Mitre Corporation is a not-for-profit organization based in the USA. It manages federally funded research and development centers supporting several U.S. government agencies. MITRE started the ATT&CK project in 2013 to document common tactics, techniques, and procedures (TTPs) that advanced persistent threats use (APTs); in this manner, security threats are easier to identify once they are properly defined.
ATT&CK was created due to the need to document adversary behaviors; its objective was to investigate the use of endpoint telemetry data and analytics to improve post-compromise detection of adversaries operating within enterprise networks.
What is ATT&CK?
ATT&CK stands for Adversarial Tactics, Techniques, & Common Knowledge. It is a globally accessible knowledge base of adverse tactics and techniques based on real-world observations; its goal is helping to detect malicious activity that can lead to a compromise within a network.
This knowledge base is used as the basis for the development of models and methodologies of specific threats in the private sector, government, and the community of cybersecurity products and services.
These reflect the various phases of the life cycle of the adversary's attack and the platforms to which it is known to be directed. The techniques in the model describe the actions adversaries take to achieve their tactical objectives.
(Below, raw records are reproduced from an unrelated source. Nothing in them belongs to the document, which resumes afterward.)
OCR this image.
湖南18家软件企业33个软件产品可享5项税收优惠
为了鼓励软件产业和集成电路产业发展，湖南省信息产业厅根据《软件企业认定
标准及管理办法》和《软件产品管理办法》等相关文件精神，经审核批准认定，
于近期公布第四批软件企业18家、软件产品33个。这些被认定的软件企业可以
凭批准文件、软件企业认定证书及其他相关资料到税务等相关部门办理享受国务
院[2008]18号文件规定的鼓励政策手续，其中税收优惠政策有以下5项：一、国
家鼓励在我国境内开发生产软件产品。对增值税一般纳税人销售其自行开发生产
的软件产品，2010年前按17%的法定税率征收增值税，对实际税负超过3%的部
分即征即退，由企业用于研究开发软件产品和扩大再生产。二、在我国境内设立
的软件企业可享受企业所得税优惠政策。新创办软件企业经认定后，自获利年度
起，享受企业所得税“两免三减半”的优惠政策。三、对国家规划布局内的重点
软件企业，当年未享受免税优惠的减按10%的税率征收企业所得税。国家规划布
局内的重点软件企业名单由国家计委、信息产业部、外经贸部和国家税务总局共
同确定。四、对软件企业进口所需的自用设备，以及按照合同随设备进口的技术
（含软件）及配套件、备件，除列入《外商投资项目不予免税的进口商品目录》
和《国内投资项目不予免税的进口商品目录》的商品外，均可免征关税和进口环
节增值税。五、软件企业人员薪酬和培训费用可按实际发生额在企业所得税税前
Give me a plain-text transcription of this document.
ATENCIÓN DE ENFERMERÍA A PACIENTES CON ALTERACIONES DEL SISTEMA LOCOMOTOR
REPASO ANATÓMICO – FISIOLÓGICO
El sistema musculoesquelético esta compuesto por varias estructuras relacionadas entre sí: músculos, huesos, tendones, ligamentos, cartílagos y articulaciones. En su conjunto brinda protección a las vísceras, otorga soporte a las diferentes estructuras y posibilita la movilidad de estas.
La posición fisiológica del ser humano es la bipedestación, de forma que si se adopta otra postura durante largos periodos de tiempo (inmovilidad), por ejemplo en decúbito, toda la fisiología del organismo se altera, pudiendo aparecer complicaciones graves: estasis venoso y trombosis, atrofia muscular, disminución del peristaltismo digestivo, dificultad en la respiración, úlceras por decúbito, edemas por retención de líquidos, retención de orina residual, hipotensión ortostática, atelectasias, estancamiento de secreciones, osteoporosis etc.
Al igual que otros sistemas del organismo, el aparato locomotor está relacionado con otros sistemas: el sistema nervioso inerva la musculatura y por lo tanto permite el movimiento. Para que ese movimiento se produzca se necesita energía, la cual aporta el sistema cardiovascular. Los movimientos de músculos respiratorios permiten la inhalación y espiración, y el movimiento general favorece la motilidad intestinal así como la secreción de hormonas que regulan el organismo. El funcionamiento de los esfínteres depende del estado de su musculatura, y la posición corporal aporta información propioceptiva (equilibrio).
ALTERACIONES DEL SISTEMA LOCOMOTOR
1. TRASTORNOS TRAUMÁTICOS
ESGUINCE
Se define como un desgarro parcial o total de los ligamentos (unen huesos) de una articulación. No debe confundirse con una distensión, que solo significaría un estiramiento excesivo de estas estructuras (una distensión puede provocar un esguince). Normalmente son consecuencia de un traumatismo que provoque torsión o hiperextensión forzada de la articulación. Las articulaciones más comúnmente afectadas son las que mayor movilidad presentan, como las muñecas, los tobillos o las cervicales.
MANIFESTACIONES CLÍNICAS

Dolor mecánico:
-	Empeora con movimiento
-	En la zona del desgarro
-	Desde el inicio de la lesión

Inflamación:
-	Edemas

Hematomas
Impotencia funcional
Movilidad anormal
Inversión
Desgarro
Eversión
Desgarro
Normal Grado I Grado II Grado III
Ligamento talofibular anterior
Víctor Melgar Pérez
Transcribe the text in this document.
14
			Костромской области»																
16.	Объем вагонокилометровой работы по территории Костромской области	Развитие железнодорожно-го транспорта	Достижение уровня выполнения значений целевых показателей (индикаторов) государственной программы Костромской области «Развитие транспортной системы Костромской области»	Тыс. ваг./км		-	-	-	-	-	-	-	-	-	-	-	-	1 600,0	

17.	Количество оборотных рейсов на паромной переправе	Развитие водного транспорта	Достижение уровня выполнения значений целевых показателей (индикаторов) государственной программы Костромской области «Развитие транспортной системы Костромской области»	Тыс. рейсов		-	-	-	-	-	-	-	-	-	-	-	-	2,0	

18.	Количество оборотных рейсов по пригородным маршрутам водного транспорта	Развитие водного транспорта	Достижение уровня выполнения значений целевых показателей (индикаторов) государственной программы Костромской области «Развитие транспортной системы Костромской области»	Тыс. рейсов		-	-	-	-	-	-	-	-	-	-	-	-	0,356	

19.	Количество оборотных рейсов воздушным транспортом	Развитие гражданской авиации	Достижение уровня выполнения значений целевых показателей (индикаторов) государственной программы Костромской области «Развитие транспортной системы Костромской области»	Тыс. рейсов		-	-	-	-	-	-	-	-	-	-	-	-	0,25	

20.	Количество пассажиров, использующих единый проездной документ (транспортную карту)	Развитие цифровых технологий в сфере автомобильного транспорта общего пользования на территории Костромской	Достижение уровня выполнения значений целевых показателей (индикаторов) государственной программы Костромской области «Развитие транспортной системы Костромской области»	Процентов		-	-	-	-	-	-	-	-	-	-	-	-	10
Within each tactic category, there are a finite number of actions that will accomplish that tactic's goal.
ATT&CK is not limited and does not claim to enumerate all possible techniques in a tactic, but it is based on a community of knowledge about actions that adversaries have used for a particular purpose and about how those actions relate to one another to form identifiable sequences of behavior.
You can play around with the Matrix in the following link:
Traditional method vs. current
When we talk about what we were doing and what we should start doing if not already, it is essential to mention that to detect threats based on what has already happened is not sufficient anymore, chasing notables such as signatures is no longer adequate for cybersecurity.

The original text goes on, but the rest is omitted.